Tabz A (Kumar’s story) came to Australia as a refugee with her family in 2012, residing for the most part in Sydney’s Villawood detention centre. She and her older sisters were some of the first students to graduate from high school while incarcerated, a remarkable achievement for young women who have spent their childhood in the shadowlands of societies all over the world or held in immigration detentions. She studied Graphic Design at Western Sydney University and hopes to develop her practice in design and visual arts. Instagram Profile.

M Jafari (Arman’s story) is a Hazara refugee from Afghanistan. He fled to Australia in 2010 and was subsequently incarcerated for two years in Australian immigration detention centres. He now lives in the community in Western Sydney. Jafari began to make art in the Villawood detention centre in 2011, focusing on drawing with pencil and pen. He has exhibited artwork for Undrawing the Line, for the exhibition Utopian Pulse, Flares in the Darkroom, The Secession, Vienna (2014) and with Refugee Art Project in Telling Tales: Excursions in narrative form, MCA, Sydney (2016).

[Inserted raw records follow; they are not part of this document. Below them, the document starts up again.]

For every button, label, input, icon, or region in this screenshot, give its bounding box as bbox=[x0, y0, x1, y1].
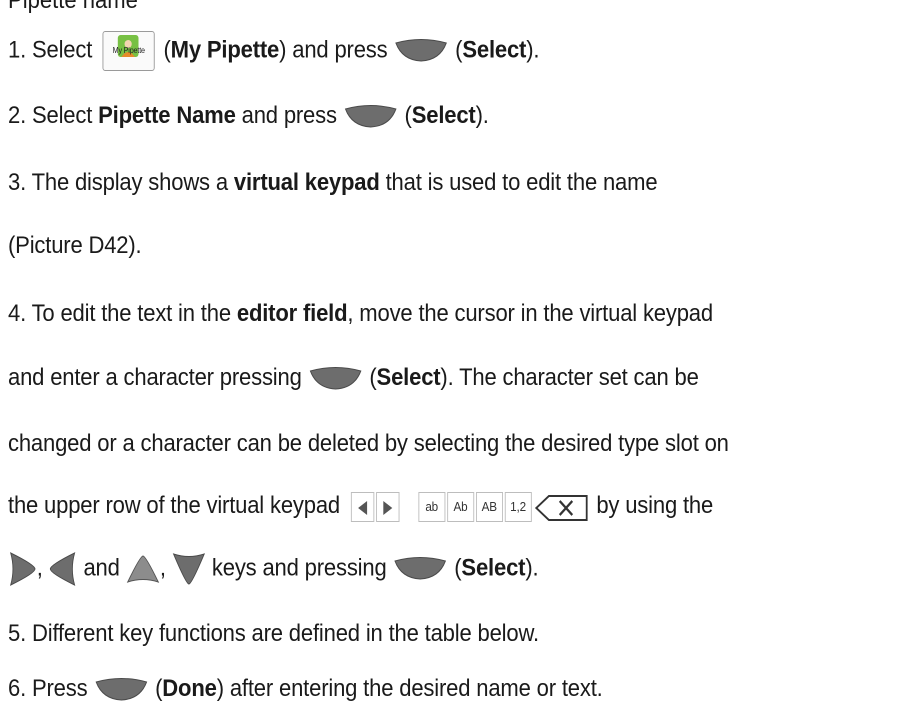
step-3-cont-text: (Picture D42). bbox=[8, 232, 142, 259]
step-1: 1. Select My Pipette (My Pipette) and pr… bbox=[8, 31, 540, 71]
step-1-bold2: Select bbox=[462, 36, 527, 64]
step-4-line2-pre: and enter a character pressing bbox=[8, 364, 308, 391]
step-4: 4. To edit the text in the editor field,… bbox=[8, 297, 713, 331]
select-key-icon bbox=[309, 366, 362, 390]
step-4-pre: 4. To edit the text in the bbox=[8, 300, 237, 327]
step-1-bold: My Pipette bbox=[170, 36, 280, 64]
up-key-icon bbox=[126, 555, 159, 583]
step-6-paren: ( bbox=[149, 675, 163, 702]
step-4-line4-pre: the upper row of the virtual keypad bbox=[8, 492, 346, 519]
step-2-bold: Pipette Name bbox=[98, 102, 236, 129]
step-4-line4-end: by using the bbox=[596, 492, 714, 519]
select-key-icon bbox=[344, 104, 397, 128]
my-pipette-icon-caption: My Pipette bbox=[112, 46, 145, 55]
step-4-line2-bold: Select bbox=[376, 364, 441, 391]
step-4-line5-and: and bbox=[77, 554, 126, 582]
step-1-paren2: ( bbox=[449, 36, 463, 64]
step-4-line2-end: ). The character set can be bbox=[440, 364, 699, 391]
step-3-pre: 3. The display shows a bbox=[8, 169, 234, 196]
step-1-paren: ( bbox=[157, 36, 171, 64]
done-key-icon bbox=[95, 677, 148, 701]
select-key-icon bbox=[394, 557, 447, 580]
step-3-cont: (Picture D42). bbox=[8, 229, 142, 263]
step-4-line5-comma1: , bbox=[36, 554, 49, 582]
step-4-line2: and enter a character pressing (Select).… bbox=[8, 361, 699, 395]
step-4-bold: editor field bbox=[236, 300, 348, 327]
step-2-end: ). bbox=[475, 102, 489, 129]
step-2-paren2: ( bbox=[398, 102, 412, 129]
keypad-right-arrow-icon bbox=[375, 492, 400, 523]
step-4-end: , move the cursor in the virtual keypad bbox=[347, 300, 713, 327]
partial-top-text: Pipette name bbox=[8, 0, 138, 14]
step-4-line5-comma2: , bbox=[159, 554, 172, 582]
step-5: 5. Different key functions are defined i… bbox=[8, 617, 539, 651]
keypad-capitalized-slot: Ab bbox=[446, 492, 474, 523]
step-1-pre: 1. Select bbox=[8, 36, 93, 64]
step-4-line2-paren: ( bbox=[363, 364, 377, 391]
step-2: 2. Select Pipette Name and press (Select… bbox=[8, 99, 489, 133]
step-4-line4: the upper row of the virtual keypad ab Ab… bbox=[8, 489, 713, 524]
step-1-end: ). bbox=[526, 36, 540, 64]
step-5-text: 5. Different key functions are defined i… bbox=[8, 620, 539, 647]
my-pipette-icon: My Pipette bbox=[102, 31, 155, 71]
step-2-mid: and press bbox=[235, 102, 343, 129]
keypad-uppercase-slot: AB bbox=[475, 492, 503, 523]
select-key-icon bbox=[395, 39, 448, 62]
step-4-line5: , and , keys and pressing (Select). bbox=[8, 551, 539, 587]
step-6-bold: Done bbox=[162, 675, 217, 702]
left-key-icon bbox=[50, 552, 76, 586]
step-3-end: that is used to edit the name bbox=[379, 169, 658, 196]
step-2-pre: 2. Select bbox=[8, 102, 99, 129]
step-3-bold: virtual keypad bbox=[233, 169, 380, 196]
keypad-backspace-icon bbox=[533, 493, 590, 522]
step-4-line3-text: changed or a character can be deleted by… bbox=[8, 430, 729, 457]
step-4-line5-bold: Select bbox=[461, 554, 526, 582]
keypad-lowercase-slot: ab bbox=[418, 492, 446, 523]
keypad-left-arrow-icon bbox=[350, 492, 374, 523]
keypad-numeric-slot: 1,2 bbox=[504, 492, 532, 523]
step-6: 6. Press (Done) after entering the desir… bbox=[8, 672, 603, 706]
step-2-bold2: Select bbox=[411, 102, 476, 129]
step-4-line5-paren: ( bbox=[448, 554, 462, 582]
right-key-icon bbox=[9, 552, 36, 586]
step-3: 3. The display shows a virtual keypad th… bbox=[8, 166, 658, 200]
virtual-keypad-row: ab Ab AB 1,2 bbox=[350, 490, 590, 524]
step-1-mid: ) and press bbox=[279, 36, 394, 64]
partial-top-line: Pipette name bbox=[8, 0, 138, 18]
step-4-line5-end: ). bbox=[525, 554, 539, 582]
step-4-line3: changed or a character can be deleted by… bbox=[8, 427, 729, 461]
step-4-line5-mid: keys and pressing bbox=[205, 554, 393, 582]
down-key-icon bbox=[172, 553, 205, 585]
step-6-end: ) after entering the desired name or tex… bbox=[216, 675, 603, 702]
step-6-pre: 6. Press bbox=[8, 675, 94, 702]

Leila (Yehye’s story) came to Australia from Iran as a refugee seven years ago. She and other refugees have been left in a state of limbo on punitive visas by the Australian government. She is not allowed to study but has enjoyed developing her art practice over the past three years. 

Photographers

Abdul Karim Hekmat (Zaki’s story) is a freelance writer, journalist and photographer. He arrived as a refugee from Afghanistan in 2001 and spent five months in detention in Australia. Since graduating with honours from UTS under a temporary protection visa scheme, Abdul has written for The Saturday Paper, Fairfax Media and the Guardian on refugees and asylum seekers. In 2016, he was awarded the Humanitarian Award and was a finalist for the United Nations Media Peace Award and Amnesty International Media Award. He is a PhD candidate at UTS and a board member of the Refugee Council of Australia.

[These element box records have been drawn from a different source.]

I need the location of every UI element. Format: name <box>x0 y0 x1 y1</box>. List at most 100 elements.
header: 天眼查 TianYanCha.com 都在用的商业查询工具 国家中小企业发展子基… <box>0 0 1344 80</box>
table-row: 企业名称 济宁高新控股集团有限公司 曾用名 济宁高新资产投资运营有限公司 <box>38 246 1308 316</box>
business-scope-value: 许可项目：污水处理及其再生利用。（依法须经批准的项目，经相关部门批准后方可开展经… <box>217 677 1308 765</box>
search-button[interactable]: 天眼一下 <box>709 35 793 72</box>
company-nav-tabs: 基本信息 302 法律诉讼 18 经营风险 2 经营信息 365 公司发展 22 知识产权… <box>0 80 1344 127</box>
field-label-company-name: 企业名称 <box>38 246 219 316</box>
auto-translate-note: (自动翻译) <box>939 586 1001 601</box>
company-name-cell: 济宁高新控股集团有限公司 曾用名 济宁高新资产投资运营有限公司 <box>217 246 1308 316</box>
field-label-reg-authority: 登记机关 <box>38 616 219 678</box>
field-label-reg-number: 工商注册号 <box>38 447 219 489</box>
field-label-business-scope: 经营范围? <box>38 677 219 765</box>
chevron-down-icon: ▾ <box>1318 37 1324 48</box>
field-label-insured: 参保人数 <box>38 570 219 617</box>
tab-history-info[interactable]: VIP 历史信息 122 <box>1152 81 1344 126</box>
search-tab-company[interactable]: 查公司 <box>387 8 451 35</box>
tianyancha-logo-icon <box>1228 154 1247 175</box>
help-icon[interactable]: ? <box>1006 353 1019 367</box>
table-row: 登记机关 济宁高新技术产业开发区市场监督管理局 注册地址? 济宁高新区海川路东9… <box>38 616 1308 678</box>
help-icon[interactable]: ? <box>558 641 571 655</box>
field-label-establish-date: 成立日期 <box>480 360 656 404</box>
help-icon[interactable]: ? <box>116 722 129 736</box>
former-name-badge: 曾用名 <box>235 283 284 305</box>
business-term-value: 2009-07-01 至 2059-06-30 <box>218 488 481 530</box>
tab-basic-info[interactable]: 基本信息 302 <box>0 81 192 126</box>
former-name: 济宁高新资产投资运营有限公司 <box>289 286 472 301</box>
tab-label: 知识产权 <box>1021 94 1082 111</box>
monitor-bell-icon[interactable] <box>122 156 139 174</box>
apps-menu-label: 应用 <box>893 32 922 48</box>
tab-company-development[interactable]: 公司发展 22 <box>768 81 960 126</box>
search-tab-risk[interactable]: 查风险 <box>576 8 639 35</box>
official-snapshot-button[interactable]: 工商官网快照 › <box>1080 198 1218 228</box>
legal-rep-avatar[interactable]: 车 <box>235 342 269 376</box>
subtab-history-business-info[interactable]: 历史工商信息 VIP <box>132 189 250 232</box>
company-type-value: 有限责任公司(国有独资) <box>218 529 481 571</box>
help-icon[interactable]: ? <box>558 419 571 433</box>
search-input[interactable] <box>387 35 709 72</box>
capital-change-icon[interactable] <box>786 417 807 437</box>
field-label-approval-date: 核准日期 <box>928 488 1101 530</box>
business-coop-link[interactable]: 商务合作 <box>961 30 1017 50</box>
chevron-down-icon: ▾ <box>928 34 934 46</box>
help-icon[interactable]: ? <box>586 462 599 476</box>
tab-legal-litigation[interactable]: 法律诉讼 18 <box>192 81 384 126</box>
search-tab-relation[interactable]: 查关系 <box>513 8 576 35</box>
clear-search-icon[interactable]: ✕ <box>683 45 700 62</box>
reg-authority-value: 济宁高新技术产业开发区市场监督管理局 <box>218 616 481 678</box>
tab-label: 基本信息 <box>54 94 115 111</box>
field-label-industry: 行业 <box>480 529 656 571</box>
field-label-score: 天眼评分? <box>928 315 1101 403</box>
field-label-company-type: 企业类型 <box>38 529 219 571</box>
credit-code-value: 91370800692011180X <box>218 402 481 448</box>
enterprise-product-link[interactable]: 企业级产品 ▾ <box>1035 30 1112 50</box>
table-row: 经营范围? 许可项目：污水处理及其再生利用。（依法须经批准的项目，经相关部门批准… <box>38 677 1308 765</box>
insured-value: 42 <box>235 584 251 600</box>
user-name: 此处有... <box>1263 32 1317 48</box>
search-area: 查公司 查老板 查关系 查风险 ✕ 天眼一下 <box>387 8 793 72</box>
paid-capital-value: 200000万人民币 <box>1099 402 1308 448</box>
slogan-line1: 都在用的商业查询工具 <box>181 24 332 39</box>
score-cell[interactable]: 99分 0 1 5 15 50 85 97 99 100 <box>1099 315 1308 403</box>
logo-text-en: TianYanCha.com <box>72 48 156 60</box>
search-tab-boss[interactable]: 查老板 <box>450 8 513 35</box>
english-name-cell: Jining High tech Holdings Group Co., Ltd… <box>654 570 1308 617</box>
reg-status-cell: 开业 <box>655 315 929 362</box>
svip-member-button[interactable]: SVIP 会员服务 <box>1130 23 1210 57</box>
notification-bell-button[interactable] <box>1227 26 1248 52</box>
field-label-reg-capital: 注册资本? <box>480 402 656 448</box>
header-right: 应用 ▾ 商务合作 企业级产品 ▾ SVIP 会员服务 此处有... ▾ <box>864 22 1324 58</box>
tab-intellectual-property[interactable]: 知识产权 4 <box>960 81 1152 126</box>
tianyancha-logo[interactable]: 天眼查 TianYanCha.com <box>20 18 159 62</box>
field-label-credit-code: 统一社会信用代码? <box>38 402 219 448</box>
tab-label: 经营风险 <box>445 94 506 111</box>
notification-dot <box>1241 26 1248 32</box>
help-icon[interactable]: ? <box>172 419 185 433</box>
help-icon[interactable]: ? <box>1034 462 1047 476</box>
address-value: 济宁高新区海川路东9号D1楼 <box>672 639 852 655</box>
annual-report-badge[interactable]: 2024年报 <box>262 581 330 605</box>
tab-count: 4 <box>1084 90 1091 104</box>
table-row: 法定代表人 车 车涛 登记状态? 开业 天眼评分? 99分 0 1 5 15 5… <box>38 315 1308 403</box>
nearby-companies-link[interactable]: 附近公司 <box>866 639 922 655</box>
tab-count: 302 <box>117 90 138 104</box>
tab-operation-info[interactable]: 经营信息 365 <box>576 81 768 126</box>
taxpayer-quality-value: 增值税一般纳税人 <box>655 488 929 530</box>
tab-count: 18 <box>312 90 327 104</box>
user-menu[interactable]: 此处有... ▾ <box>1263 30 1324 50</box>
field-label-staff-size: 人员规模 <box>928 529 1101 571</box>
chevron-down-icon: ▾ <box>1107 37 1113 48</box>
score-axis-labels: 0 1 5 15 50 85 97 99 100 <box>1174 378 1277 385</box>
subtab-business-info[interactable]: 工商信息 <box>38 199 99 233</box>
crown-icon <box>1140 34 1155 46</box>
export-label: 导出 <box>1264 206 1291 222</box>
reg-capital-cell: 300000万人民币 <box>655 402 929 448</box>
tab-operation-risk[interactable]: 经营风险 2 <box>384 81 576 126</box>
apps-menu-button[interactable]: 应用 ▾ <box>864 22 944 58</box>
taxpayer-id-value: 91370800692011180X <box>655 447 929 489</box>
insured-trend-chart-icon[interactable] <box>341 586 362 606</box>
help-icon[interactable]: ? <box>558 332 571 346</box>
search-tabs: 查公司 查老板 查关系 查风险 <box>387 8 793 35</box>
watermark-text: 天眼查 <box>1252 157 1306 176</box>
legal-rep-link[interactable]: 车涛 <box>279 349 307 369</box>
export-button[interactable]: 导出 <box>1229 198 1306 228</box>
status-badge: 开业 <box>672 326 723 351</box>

Amir Kamrani (Hani’s story) is an Afghan/Hazara refugee who came to Australia in 2012 and spent a year in detention. He now lives in suburban Sydney. After completing his HSC in 2015, Amir won a scholarship to the Academy of Film, Theatre and Television, earning his Bachelor of Screen and Media in Film Directing and Cinematography in 2018. He has worked on international feature and documentary films and for Australian television networks including the ABC, Seven Network, and SBS. Amir has made more than 10 short films, including Voice of Mother, which won the Best Narrative and Best Directing awards from IFEFA. Instagram Profile

Jamila Shah (Elaheh’s story) is a natural light photographer from Adelaide, South Australia. She first held an SLR camera in 2010, at her high school. ‘I started a journey there, learning with great enthusiasm and curiosity, this magnificent technique,’ she says. ‘One day my daughter arrived, and two years later my son, who gave me the inspiration I feel today photographing children, family and maternity sessions. Without a doubt, it was the right path. Today I go with my head full of images, I am happy to dedicate myself exclusively to family photography with a unique artistic style and a love for candids. I hope when you look at my work, you find your own individual meanings to each piece.’